Pick of the Issue this week is Jill Lepore’s “Pay Dirt,” a wonderful review of seed catalogues. It begins and ends with beets. Here’s the ending:
Or you could just grow some beets and eat them. You can plant them soon, so soon. Three weeks before the last frost: it’ll be here before you know it. Poke a hole in the ground half an inch deep. You can use your pinkie to measure, fingertip to first knuckle. The seeds of the common beet are about the size of peppercorns. Plop them in one by one, two inches apart. Rows are good. After a couple of weeks, when the tops pop up, yank out the seedlings that have come up too close together; I try to chuck them over the fence by smashing them with a trowel, as if they were little green-and-red badminton birdies. It passes the time. Wait another month, then dig up the roots and wash them off in the kitchen sink. They’ll be red-fleshed and globe-shaped and fist-size and grubby and hairy, and I usually roast them. You can even eat the leaves: they look like red-veined chard, and I have always found that they taste like dirt, but I don’t mind.

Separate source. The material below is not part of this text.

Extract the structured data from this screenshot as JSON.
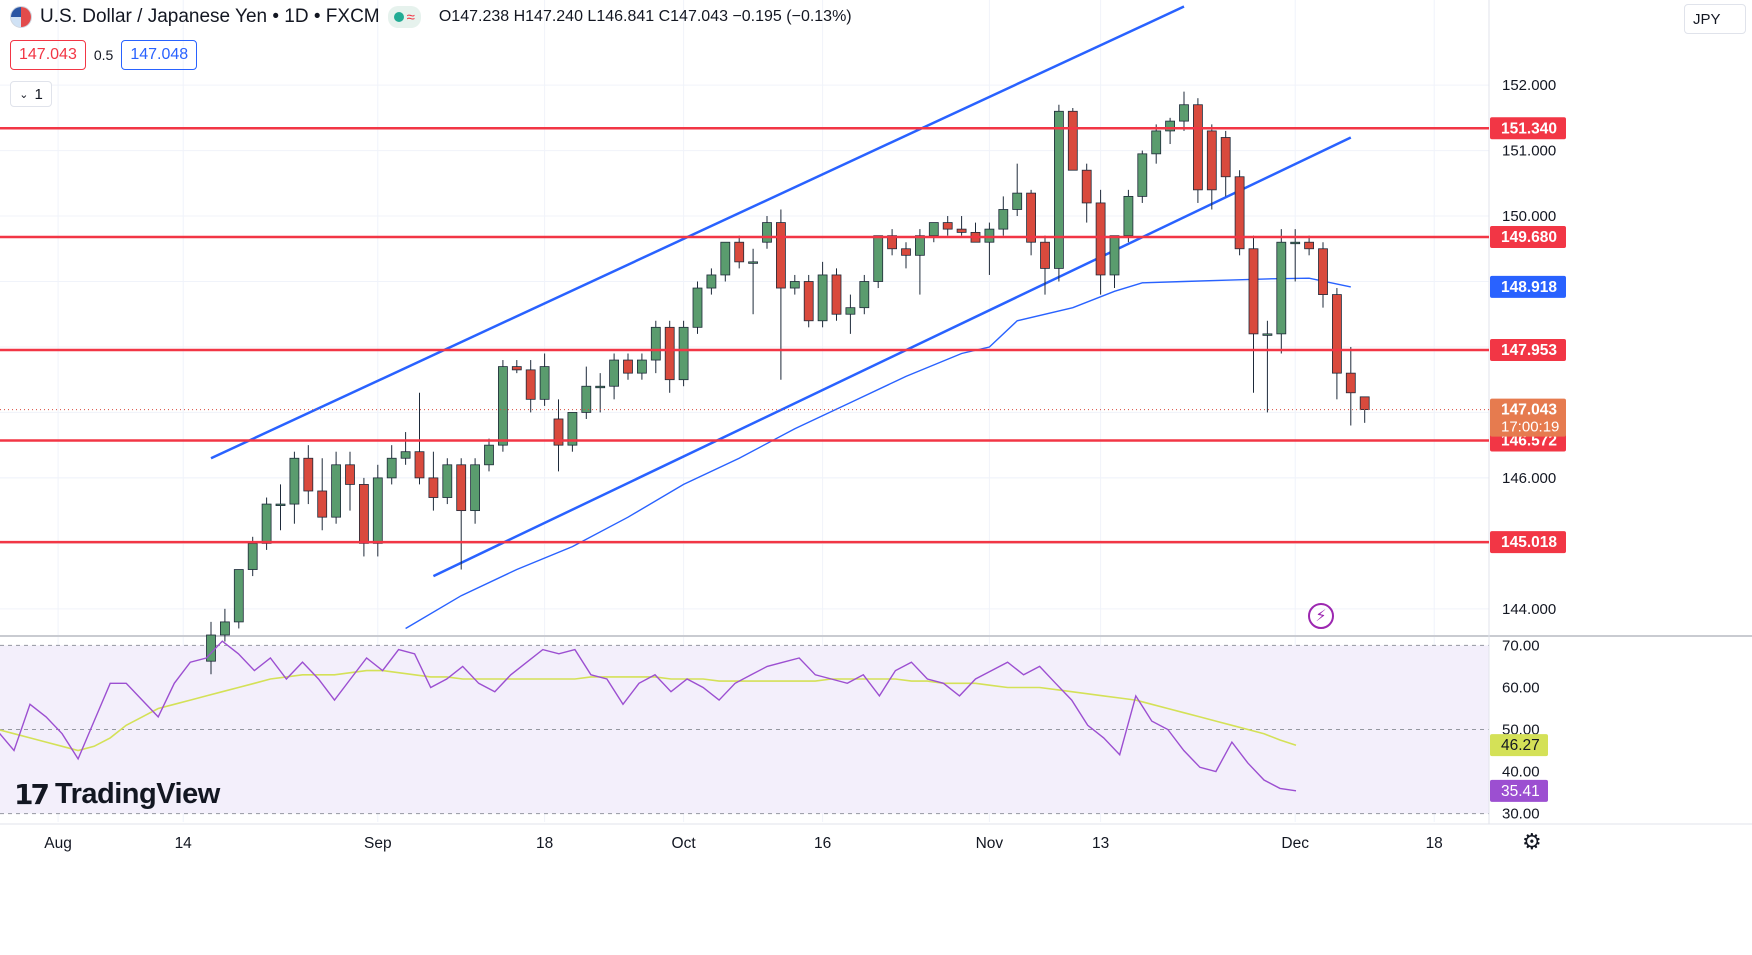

That “They’ll be red-fleshed and globe-shaped and fist-size and grubby and hairy, and I usually roast them” is excellent!
In her piece, Lepore mentions another great New Yorker “garden catalogues” review – Katherine S. White’s classic “A Romp in the Catalogues” (March 1, 1958), included in White’s 1979 collection Onward and Upward in the Garden. It contains one of my all-time favourite New Yorker lines: “To me a ruffled petunia is occasionally a delight but a ruffled snapdragon is an abomination.”